Even as part of me thought no, my mouth answered, “Yes.”

“So you will do it.” His firmness was somehow welcome.

“I will do it.”

“Good. Go out into the Ring. Right now, into the Ring. Give voice and act to your fear. Don’t worry about waking anyone or anyone seeing you, but scream what you want to, whatever comes to you. Yell, ‘He’s going to get me! I’m lion-food! I’m going to lose! I’m doomed! I’m fikked’—whatever is there. Run around and throw yourself in the dirt and kick and scream and be totally undone until you can’t any more; until you’re completely spent. Then come back here.”

I stood staring at him, wondering whether he’d taken Riji’s side. “You said you’d do what I say,” he reminded me. “You said you trusted me.”

In the Ring, though the air was still warm, the sand had gone cool, under my bare feet. I stripped to free my limbs, and stood for a while naked, thinking, “What I am about to do is madness.” But once I’d begun, precisely what he’d prescribed down to the words, it followed naturally enough. I can’t remember all I yelled, switching from one language to another; a child throwing a tantrum with all his childish single-mindedness couldn’t have done better. I did it until I fell.

As I lay panting, having put on such a fine show for an audience of ghosts in the empty stands all around, I thought, this isn’t going to help one bit. I’m being a complete idiot. Maybe he’ll get me, maybe he won’t; I will do all I can do, my utmost, and if it isn’t enough, at least my people won’t have to pay the ransom.
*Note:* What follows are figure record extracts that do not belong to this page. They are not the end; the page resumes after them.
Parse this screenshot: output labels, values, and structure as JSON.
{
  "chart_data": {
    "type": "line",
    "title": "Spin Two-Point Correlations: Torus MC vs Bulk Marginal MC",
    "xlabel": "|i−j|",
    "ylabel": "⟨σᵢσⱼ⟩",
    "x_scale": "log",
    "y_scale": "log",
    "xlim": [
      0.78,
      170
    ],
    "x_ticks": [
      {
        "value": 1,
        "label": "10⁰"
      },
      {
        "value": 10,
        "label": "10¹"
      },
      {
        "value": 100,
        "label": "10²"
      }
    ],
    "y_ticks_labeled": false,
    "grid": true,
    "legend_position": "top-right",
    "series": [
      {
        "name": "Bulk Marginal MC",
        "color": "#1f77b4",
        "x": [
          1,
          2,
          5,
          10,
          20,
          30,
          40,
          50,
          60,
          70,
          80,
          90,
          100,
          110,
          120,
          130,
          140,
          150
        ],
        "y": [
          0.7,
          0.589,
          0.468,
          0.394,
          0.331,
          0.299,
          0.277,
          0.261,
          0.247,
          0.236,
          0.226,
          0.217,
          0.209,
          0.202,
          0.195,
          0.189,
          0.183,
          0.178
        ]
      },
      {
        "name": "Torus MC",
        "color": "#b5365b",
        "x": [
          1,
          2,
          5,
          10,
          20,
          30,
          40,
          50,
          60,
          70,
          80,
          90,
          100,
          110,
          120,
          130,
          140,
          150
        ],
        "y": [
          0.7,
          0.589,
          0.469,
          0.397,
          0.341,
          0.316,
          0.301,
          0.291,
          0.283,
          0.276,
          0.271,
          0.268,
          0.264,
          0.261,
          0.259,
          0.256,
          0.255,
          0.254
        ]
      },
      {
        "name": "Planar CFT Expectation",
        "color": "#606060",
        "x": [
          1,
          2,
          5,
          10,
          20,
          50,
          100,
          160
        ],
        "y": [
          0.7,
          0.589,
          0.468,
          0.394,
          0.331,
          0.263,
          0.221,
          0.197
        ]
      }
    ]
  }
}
Clarity came harder. I’ve been afraid not of death, I thought, but defeat! That’s pride, vanity, hubris; it is not semana kra; Saint Mother, who cares if he outdoes me or not, when my life hangs in the balance? That’s the only thing to fear, and I don’t hear Shininao’s wings anyway. Fear is an illusionist, masking one feeling with another.

I went back in to Iska. Agh minigh, look at your face,” he said. “Are you that dirty all over under the robe? Well, you have time for a quick bath, while the drug’s taking effect.” He’d mixed it after all; I drank it down. “Now get to bed,” he ordered, when I was out of the bath. “Too bad if you don’t like my shortness. You understand why I don’t have so much sympathy for you as for most? For once in your life, you’ve had an inkling of how it would be to be matched against yourself.” I couldn’t help but laugh, and somehow all was well. “Now get.” I slept.